Countless other people have similar stories. I knew a pharmacist, a nurse and another physician who all had equally disturbing experiences. The pharmacist resisted a switch back to animal insulin for the longest time, feeling that human insulin simply had to be better. When she finally did make the change, she was incredulous of the improved control and decrease in frequency of severe hypoglycemia.
The ability to synthesize human insulin was an incredible medical achievement, and one that would have great medical and economic benefits for the global diabetes community. Regrettably, the product is not only much more expensive but, more importantly, it falls short of being a suitable replacement for animal-derived basal insulin.
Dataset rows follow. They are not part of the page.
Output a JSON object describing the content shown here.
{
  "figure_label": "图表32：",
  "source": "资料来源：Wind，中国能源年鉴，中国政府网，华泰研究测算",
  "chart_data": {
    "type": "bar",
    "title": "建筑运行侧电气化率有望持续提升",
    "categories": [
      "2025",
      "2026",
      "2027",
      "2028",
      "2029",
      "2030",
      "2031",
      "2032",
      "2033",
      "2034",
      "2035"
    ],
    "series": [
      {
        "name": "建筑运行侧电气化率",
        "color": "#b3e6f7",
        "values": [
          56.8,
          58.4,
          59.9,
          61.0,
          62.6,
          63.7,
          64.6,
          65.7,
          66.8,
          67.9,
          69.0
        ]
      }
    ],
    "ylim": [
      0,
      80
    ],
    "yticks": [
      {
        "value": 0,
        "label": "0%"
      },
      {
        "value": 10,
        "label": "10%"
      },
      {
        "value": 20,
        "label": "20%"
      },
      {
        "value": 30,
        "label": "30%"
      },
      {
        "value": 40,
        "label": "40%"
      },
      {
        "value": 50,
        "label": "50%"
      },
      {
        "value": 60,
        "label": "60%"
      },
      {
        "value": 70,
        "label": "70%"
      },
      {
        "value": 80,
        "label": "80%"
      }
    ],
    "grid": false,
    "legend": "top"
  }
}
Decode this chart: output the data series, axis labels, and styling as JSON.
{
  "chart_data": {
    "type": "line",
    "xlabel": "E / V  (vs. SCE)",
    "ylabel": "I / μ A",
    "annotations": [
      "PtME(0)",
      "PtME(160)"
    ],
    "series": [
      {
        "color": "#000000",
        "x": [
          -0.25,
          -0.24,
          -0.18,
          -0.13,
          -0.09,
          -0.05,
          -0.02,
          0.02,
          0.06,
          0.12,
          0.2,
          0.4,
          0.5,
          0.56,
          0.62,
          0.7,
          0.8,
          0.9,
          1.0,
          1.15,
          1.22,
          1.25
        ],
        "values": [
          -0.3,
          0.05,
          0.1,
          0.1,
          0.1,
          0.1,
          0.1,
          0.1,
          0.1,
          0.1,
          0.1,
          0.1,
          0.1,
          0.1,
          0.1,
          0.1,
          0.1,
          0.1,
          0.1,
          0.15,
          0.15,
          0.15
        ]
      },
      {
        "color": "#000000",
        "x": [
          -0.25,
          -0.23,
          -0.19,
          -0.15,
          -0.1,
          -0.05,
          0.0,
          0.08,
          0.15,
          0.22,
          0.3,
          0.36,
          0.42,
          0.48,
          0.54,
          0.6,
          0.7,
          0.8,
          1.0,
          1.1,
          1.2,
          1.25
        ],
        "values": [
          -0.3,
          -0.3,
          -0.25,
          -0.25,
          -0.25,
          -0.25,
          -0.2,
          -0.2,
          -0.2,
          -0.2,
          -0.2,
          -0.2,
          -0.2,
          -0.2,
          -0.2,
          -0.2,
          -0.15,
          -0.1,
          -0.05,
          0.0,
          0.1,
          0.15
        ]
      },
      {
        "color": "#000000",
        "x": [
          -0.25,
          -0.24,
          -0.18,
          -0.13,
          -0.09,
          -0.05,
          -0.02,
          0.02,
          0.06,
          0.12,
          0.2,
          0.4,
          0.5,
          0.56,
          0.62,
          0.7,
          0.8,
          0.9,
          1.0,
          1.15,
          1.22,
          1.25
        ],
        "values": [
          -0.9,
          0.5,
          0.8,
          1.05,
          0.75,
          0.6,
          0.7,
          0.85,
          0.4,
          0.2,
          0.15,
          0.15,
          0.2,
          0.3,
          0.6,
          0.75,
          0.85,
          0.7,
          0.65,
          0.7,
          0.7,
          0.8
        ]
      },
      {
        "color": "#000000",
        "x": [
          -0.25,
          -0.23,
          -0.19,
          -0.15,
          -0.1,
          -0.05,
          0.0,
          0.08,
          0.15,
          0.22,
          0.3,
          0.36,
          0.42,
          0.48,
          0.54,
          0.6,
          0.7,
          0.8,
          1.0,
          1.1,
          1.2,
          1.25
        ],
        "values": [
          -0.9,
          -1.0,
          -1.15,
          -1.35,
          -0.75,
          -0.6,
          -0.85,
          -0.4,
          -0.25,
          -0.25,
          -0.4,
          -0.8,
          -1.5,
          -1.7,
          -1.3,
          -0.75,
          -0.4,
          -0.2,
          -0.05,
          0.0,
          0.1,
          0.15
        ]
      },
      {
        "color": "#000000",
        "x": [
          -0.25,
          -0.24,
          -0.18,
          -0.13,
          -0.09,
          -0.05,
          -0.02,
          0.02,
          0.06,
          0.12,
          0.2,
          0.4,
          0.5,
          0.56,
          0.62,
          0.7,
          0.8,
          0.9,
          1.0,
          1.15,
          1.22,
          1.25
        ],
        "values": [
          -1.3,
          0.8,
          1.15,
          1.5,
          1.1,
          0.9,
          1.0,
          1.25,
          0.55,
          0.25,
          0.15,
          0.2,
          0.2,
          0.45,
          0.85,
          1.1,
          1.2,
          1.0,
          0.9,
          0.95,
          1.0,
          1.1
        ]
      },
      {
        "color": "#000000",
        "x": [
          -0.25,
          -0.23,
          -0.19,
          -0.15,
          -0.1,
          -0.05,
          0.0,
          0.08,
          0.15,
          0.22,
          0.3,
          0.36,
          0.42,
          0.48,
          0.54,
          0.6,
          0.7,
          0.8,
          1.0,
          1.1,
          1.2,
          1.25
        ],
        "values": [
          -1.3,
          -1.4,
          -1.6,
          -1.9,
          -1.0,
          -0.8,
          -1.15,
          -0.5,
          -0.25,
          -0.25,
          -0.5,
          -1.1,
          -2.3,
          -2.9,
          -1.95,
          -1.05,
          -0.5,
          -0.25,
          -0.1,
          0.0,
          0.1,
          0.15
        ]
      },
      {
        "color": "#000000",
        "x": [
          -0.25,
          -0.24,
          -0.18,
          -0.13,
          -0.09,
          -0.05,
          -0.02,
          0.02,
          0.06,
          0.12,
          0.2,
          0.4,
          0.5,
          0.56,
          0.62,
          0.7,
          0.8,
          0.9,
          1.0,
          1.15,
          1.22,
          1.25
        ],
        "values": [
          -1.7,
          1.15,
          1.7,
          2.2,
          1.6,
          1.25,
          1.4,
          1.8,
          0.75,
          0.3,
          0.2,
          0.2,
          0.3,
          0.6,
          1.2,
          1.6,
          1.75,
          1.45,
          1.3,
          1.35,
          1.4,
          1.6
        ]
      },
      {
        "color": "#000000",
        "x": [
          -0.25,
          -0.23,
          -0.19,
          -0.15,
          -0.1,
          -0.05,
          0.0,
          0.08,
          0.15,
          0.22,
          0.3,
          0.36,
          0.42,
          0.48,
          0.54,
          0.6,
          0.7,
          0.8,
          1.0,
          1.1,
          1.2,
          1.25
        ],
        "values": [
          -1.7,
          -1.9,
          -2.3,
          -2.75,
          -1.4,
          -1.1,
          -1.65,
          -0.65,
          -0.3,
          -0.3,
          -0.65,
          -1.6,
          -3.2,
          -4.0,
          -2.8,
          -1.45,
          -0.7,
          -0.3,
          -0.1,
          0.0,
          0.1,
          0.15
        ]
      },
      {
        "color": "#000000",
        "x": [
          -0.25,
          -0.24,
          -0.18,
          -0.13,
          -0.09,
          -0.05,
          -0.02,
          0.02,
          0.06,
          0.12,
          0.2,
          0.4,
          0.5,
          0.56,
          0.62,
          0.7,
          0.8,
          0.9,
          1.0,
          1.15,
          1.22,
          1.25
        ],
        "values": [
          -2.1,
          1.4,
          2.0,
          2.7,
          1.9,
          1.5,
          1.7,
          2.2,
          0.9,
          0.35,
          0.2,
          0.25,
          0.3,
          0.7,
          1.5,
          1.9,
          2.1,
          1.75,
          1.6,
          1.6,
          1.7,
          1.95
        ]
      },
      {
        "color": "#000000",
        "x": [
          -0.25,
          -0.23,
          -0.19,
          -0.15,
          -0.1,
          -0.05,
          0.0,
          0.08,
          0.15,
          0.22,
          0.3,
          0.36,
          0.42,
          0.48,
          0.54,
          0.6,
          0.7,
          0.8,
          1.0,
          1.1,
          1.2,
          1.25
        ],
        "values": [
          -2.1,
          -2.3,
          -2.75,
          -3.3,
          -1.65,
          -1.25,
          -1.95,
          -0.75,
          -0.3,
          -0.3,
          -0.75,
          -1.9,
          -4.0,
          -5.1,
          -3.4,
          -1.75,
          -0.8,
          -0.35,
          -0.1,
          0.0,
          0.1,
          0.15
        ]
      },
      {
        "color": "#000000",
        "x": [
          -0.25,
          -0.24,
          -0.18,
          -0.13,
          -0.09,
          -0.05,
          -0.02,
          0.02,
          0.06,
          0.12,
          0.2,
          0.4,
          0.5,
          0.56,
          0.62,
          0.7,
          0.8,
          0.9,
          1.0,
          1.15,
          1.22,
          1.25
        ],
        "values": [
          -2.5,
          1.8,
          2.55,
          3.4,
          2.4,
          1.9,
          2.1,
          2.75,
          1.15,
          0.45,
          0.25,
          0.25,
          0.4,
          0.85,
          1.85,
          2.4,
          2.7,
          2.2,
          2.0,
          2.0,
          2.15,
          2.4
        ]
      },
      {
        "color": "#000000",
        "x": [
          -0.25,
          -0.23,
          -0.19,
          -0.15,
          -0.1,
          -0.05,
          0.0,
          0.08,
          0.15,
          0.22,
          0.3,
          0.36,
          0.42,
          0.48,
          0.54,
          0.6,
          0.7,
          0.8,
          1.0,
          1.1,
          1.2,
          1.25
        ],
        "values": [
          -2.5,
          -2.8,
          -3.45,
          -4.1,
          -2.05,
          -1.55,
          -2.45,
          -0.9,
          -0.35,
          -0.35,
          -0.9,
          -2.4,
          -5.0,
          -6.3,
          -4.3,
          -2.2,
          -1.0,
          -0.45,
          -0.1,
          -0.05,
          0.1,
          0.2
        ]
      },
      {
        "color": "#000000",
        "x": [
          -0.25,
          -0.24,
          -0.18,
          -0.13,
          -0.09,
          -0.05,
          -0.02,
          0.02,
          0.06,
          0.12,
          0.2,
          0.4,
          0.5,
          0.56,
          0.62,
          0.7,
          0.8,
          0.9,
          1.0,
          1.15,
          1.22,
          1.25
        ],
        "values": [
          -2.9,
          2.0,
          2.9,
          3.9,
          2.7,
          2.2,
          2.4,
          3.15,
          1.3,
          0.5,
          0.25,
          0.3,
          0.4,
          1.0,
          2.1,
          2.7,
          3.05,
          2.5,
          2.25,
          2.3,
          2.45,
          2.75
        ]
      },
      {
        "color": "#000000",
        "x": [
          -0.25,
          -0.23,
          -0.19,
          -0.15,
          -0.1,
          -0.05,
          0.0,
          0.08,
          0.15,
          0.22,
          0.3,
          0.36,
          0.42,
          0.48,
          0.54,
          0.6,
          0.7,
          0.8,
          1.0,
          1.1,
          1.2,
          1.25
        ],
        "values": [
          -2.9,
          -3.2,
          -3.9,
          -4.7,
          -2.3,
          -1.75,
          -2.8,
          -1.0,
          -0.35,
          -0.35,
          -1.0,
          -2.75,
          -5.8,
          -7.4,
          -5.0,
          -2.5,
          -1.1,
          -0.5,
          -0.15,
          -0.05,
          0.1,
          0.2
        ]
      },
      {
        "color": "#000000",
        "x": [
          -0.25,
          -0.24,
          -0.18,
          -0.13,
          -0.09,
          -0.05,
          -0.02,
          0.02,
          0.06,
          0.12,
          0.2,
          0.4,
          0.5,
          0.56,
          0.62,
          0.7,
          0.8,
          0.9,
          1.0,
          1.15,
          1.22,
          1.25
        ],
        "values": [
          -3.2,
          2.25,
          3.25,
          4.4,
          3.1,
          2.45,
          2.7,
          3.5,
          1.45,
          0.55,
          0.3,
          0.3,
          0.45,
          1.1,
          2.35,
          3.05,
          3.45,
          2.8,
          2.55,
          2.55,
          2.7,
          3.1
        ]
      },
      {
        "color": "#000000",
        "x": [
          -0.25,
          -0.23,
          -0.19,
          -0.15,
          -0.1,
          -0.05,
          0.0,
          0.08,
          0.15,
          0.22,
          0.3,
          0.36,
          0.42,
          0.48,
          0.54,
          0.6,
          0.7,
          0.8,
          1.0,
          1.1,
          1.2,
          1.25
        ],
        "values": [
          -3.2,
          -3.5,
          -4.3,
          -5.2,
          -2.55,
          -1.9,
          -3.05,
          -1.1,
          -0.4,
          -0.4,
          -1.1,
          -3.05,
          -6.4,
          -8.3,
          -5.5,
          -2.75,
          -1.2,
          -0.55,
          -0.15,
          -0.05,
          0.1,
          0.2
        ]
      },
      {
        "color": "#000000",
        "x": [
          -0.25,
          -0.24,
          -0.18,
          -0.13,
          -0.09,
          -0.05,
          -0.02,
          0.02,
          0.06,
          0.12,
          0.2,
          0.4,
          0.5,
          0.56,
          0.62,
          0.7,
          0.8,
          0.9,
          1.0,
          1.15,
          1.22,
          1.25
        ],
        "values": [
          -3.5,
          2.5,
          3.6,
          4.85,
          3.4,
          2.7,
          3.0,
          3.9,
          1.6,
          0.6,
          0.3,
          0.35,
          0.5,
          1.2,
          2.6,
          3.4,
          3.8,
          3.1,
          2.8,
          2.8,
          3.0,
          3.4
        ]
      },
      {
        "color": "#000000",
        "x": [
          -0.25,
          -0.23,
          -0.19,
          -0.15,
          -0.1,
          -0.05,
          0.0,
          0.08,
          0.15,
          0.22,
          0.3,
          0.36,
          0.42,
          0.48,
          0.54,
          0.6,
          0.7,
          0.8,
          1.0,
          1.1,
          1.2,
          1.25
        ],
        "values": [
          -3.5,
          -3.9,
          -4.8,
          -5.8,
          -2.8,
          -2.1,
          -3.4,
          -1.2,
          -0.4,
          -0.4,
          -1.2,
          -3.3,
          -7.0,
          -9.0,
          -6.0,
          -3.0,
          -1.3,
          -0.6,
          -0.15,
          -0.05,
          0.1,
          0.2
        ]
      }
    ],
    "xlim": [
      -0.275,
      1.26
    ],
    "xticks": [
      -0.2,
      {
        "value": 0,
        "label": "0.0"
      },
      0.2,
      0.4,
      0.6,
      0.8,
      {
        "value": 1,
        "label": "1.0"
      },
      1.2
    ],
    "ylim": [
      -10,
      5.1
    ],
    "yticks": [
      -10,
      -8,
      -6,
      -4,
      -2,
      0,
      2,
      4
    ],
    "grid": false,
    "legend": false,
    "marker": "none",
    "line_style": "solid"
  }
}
The fast-acting Lispro is quite a different story, and I personally find it to be an extremely useful insulin. It is not a human insulin, but it is a significant improvement on regular human insulin. In the meantime, the equally imperfect intermediate and long-acting insulins are to become the only available basal insulins.
I cannot think of another single episode in the history of medicine where a life-sustaining drug was cursorily withdrawn and its substitute provided by the drug companies was more expensive, less user-friendly, and, for 99 percent of the patient population, offered no medical advantages whatsoever.
Diabetes, as anyone who is reading this magazine will know, is an incredibly complex and difficult condition to manage. The disappearance of animal insulin removes one very important therapeutic option for a number of patients. As a person and physician with diabetes, I am simply outraged that this should be allowed to happen.